Question 1212: Intravascular hemolysis occurs in which of the following conditions?

A. Hereditary spherocytosis
B. Autoimmune hemolytic anemia
C. Paroxysmal nocturnal hemoglobinuria (Correct Answer)
D. Thalassemia

Explanation: **Explanation:** Hemolysis is classified into two types based on the site of red blood cell (RBC) destruction: **Intravascular** (within the blood vessels) and **Extravascular** (within the splenic or hepatic sinusoids) [1]. **Correct Answer: C. Paroxysmal Nocturnal Hemoglobinuria (PNH)** PNH is a classic example of **intravascular hemolysis** [2]. It is an acquired stem cell disorder caused by a mutation in the *PIGA* gene, leading to a deficiency of GPI-anchored proteins, specifically **CD55 (DAF)** and **CD59 (MIRL)** [2]. These proteins normally protect RBCs from complement-mediated attack. Their absence allows the Membrane Attack Complex (MAC) to form directly on the RBC surface, causing osmotic lysis within the circulation [2]. **Analysis of Incorrect Options:** * **A. Hereditary Spherocytosis:** This is a prototype of **extravascular hemolysis**. Molecular defects in membrane proteins (ankyrin, spectrin) result in spherical RBCs that are less deformable. These cells are trapped and destroyed by splenic macrophages [3]. * **B. Autoimmune Hemolytic Anemia (AIHA):** Most cases (Warm AIHA) involve IgG-coated RBCs being partially phagocytosed by splenic macrophages, leading to spherocyte formation and **extravascular** destruction [3]. (Note: Cold Agglutinin Disease can occasionally cause intravascular hemolysis, but it is primarily extravascular). * **D. Thalassemia:** This is a quantitative globin chain defect leading to "ineffective erythropoiesis" in the bone marrow and **extravascular** hemolysis of surviving RBCs in the spleen. **NEET-PG High-Yield Pearls:** * **Intravascular Markers:** Low haptoglobin, high LDH, hemoglobinuria, and hemosiderinuria [1]. * **Extravascular Markers:** Splenomegaly and jaundice (unconjugated hyperbilirubinemia) [1]. * **PNH Triad:** Hemolytic anemia, pancytopenia, and venous thrombosis (e.g., Budd-Chiari syndrome) [2]. * **Gold Standard Test for PNH:** Flow cytometry (looking for absence of CD55/CD59) [2]. **References:** [1] Kumar V, Abbas AK, et al.. Robbins and Cotran Pathologic Basis of Disease. 9th ed. Red Blood Cell and Bleeding Disorders, pp. 639-640. [2] Kumar V, Abbas AK, et al.. Robbins and Cotran Pathologic Basis of Disease. 9th ed. Red Blood Cell and Bleeding Disorders, pp. 650-651. [3] Cross SS. Underwood's Pathology: A Clinical Approach. 6th ed. Common Clinical Problems From Blood And Bone Marrow Disease, pp. 602-603.

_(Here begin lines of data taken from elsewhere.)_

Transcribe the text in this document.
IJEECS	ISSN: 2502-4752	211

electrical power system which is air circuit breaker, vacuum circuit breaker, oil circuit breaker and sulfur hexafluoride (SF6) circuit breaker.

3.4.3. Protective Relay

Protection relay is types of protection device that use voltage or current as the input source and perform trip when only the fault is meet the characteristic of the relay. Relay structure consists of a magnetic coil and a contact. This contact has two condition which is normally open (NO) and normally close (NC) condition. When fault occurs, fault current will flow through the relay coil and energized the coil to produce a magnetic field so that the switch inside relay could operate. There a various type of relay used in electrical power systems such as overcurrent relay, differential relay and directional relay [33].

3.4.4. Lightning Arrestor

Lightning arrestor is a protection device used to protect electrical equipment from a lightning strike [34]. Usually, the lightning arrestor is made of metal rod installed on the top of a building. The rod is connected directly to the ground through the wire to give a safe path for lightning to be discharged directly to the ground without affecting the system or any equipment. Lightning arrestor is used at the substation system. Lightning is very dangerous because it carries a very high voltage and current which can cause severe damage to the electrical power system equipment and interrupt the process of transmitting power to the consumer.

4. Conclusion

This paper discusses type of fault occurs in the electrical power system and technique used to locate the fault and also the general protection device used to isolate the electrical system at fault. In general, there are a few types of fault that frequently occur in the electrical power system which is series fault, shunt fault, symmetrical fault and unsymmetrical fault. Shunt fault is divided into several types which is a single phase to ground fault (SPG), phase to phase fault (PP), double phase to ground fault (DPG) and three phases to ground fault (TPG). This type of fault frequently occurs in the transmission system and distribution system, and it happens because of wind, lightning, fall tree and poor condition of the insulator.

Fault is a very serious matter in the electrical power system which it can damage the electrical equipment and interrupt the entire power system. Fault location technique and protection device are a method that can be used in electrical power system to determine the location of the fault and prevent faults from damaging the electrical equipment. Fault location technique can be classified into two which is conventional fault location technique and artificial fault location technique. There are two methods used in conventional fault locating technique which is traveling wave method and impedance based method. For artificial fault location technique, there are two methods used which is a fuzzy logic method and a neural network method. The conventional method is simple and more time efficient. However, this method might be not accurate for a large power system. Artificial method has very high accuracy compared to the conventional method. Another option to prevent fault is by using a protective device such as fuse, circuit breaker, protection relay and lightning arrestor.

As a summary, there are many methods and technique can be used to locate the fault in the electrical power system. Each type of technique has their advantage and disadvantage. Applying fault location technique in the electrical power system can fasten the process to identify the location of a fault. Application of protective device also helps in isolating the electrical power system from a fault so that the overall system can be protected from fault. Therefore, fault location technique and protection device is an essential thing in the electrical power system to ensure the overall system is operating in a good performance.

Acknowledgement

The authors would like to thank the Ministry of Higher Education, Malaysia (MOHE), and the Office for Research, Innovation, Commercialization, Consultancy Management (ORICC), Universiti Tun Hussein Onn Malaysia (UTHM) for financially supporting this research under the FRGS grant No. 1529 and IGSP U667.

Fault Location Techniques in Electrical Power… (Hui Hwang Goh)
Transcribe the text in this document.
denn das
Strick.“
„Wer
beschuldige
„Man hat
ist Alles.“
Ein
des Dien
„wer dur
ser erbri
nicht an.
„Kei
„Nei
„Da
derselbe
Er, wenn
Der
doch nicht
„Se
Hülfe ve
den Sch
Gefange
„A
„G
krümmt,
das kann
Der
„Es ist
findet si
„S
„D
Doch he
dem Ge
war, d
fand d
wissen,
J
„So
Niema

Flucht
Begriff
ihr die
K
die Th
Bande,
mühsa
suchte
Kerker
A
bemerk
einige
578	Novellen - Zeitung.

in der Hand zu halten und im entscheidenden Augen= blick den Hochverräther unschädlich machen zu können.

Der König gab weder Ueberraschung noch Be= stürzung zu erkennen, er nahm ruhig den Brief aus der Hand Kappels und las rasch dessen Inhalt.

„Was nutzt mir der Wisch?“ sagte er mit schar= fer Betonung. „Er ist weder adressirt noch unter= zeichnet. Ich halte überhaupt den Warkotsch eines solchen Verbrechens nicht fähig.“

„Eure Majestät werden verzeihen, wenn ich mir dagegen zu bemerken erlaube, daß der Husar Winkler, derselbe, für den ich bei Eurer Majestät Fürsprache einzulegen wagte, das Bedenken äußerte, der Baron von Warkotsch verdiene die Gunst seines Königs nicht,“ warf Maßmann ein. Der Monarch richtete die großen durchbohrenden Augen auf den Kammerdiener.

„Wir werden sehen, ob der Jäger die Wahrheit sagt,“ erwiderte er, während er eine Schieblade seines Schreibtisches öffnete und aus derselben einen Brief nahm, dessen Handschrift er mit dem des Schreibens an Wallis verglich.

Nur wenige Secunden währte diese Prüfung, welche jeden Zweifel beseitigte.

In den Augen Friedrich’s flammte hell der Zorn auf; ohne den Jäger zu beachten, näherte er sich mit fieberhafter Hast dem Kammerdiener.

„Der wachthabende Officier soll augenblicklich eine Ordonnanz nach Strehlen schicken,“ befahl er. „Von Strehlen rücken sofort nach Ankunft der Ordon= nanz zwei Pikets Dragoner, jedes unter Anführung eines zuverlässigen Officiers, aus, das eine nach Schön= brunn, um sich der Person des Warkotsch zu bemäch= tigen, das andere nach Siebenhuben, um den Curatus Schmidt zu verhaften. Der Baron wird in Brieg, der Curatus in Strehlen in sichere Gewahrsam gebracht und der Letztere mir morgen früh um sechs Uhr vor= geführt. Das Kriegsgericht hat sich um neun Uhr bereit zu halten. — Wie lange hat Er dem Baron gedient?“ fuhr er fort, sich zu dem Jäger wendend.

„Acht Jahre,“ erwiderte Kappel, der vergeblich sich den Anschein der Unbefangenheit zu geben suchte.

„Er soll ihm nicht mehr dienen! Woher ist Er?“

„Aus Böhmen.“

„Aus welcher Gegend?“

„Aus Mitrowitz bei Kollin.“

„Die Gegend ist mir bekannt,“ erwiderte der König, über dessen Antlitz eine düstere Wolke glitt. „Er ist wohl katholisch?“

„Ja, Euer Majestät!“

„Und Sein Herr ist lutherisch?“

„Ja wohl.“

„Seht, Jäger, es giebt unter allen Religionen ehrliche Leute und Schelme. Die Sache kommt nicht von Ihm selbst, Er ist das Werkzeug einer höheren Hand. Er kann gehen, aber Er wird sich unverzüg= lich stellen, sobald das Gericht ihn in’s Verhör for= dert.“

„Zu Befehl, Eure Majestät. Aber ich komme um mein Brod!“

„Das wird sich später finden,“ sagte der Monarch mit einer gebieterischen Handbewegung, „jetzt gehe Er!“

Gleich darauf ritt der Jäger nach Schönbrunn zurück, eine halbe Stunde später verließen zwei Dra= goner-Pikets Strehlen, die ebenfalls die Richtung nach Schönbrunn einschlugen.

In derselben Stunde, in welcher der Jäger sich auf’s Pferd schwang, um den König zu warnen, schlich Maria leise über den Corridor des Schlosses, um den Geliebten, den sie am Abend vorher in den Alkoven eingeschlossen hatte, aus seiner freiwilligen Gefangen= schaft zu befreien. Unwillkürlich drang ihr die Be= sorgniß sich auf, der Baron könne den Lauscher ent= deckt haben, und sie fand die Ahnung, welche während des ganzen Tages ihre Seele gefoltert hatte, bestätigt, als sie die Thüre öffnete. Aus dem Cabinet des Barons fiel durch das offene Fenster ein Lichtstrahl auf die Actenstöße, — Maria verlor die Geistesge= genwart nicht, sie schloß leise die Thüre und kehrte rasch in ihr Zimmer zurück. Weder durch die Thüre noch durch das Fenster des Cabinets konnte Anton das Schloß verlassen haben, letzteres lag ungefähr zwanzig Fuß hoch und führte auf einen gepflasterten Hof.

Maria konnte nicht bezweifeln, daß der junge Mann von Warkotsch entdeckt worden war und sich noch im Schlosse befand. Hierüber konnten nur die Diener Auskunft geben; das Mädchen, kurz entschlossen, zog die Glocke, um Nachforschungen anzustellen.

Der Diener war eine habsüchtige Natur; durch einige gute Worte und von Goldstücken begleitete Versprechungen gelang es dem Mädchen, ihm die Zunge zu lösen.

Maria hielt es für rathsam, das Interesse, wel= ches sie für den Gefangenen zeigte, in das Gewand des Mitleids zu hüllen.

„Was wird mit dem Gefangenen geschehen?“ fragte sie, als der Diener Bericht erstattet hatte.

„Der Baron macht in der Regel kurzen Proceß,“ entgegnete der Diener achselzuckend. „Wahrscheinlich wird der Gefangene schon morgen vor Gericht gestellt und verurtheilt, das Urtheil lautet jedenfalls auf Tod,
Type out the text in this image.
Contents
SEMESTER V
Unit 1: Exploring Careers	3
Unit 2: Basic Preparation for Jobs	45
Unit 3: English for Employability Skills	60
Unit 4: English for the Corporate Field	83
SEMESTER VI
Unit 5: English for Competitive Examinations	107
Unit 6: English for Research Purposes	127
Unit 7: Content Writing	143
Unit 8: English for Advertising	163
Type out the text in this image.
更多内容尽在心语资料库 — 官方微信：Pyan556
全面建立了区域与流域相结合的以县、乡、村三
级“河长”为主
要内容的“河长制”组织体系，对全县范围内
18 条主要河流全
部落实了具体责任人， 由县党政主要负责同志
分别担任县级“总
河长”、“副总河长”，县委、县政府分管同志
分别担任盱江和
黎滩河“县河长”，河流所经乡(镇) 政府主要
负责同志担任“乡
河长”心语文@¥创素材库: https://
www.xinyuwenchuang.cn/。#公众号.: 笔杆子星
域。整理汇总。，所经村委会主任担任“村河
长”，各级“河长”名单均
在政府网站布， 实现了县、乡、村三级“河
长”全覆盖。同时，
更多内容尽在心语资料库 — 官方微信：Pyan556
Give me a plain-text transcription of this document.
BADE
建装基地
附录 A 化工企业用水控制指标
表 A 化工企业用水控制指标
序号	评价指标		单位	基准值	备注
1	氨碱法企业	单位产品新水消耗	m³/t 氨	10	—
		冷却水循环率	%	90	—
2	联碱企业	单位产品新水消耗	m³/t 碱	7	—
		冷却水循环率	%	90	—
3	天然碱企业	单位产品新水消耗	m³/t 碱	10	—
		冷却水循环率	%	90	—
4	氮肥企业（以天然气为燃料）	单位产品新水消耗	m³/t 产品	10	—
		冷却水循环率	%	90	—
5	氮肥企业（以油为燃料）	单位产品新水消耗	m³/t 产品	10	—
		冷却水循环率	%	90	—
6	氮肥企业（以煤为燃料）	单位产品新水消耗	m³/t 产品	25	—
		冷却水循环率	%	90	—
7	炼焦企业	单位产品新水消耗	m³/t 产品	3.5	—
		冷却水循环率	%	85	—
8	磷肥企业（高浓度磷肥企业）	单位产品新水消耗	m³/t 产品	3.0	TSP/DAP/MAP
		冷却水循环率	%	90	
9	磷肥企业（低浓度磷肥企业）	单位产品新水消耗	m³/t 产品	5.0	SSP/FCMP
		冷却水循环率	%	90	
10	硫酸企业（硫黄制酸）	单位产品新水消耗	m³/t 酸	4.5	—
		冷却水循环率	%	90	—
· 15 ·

Question 1213: Which of the following statements regarding Chronic Myeloid Leukemia (CML) is true?

A. The size of splenomegaly is indicative of prognosis. (Correct Answer)
B. Phagocytic activity of white blood cells is reduced.
C. Sudan black stain is specific for myeloblasts.
D. All of the above.

Explanation: **Explanation:** **1. Why Option A is correct:** In Chronic Myeloid Leukemia (CML), the degree of **splenomegaly** is a well-established prognostic indicator [1]. Massive splenomegaly often correlates with a higher tumor burden, a higher percentage of blasts, and an increased risk of transformation into the accelerated phase or blast crisis [2]. It is a key component of clinical scoring systems like the **Sokal Score** and **Hasford Score**, which are used to predict survival and response to Tyrosine Kinase Inhibitors (TKIs). **2. Why the other options are incorrect:** * **Option B:** In CML, while the white blood cell count is massively elevated, the cells are mature and functionally competent [1]. Unlike in acute leukemias or certain qualitative disorders, the **phagocytic and bactericidal activity of neutrophils in CML is generally preserved** during the chronic phase [1]. * **Option C:** Sudan Black B (SBB) stain is used to identify myeloblasts by staining phospholipids in the granules. However, it is **not specific** for myeloblasts; it also stains precursors of the monocyte series and mature granulocytes. Furthermore, in the context of CML, the **Leukocyte Alkaline Phosphatase (LAP) score** (which is characteristically low) is a more specific diagnostic marker than SBB. **High-Yield Clinical Pearls for NEET-PG:** * **Cytogenetics:** CML is defined by the **t(9;22)** translocation, forming the **Philadelphia (Ph) chromosome** and the **BCR-ABL1** fusion gene [3]. * **Peripheral Smear:** Characterized by a "myelocyte bulge" (myelocytes > metamyelocytes) and **basophilia** (a hallmark of CML) [1]. * **LAP/NAP Score:** Decreased in CML; increased in Leukemoid Reaction and Polycythemia Vera. * **Drug of Choice:** **Imatinib** (a Tyrosine Kinase Inhibitor). **References:** [1] Cross SS. Underwood's Pathology: A Clinical Approach. 6th ed. Common Clinical Problems From Blood And Bone Marrow Disease, pp. 611-612. [2] Kumar V, Abbas AK, et al.. Robbins and Cotran Pathologic Basis of Disease. 9th ed. Diseases of White Blood Cells, Lymph Nodes, Spleen, and Thymus, pp. 625-626. [3] Kumar V, Abbas AK, et al.. Robbins and Cotran Pathologic Basis of Disease. 9th ed. Diseases of White Blood Cells, Lymph Nodes, Spleen, and Thymus, p. 624.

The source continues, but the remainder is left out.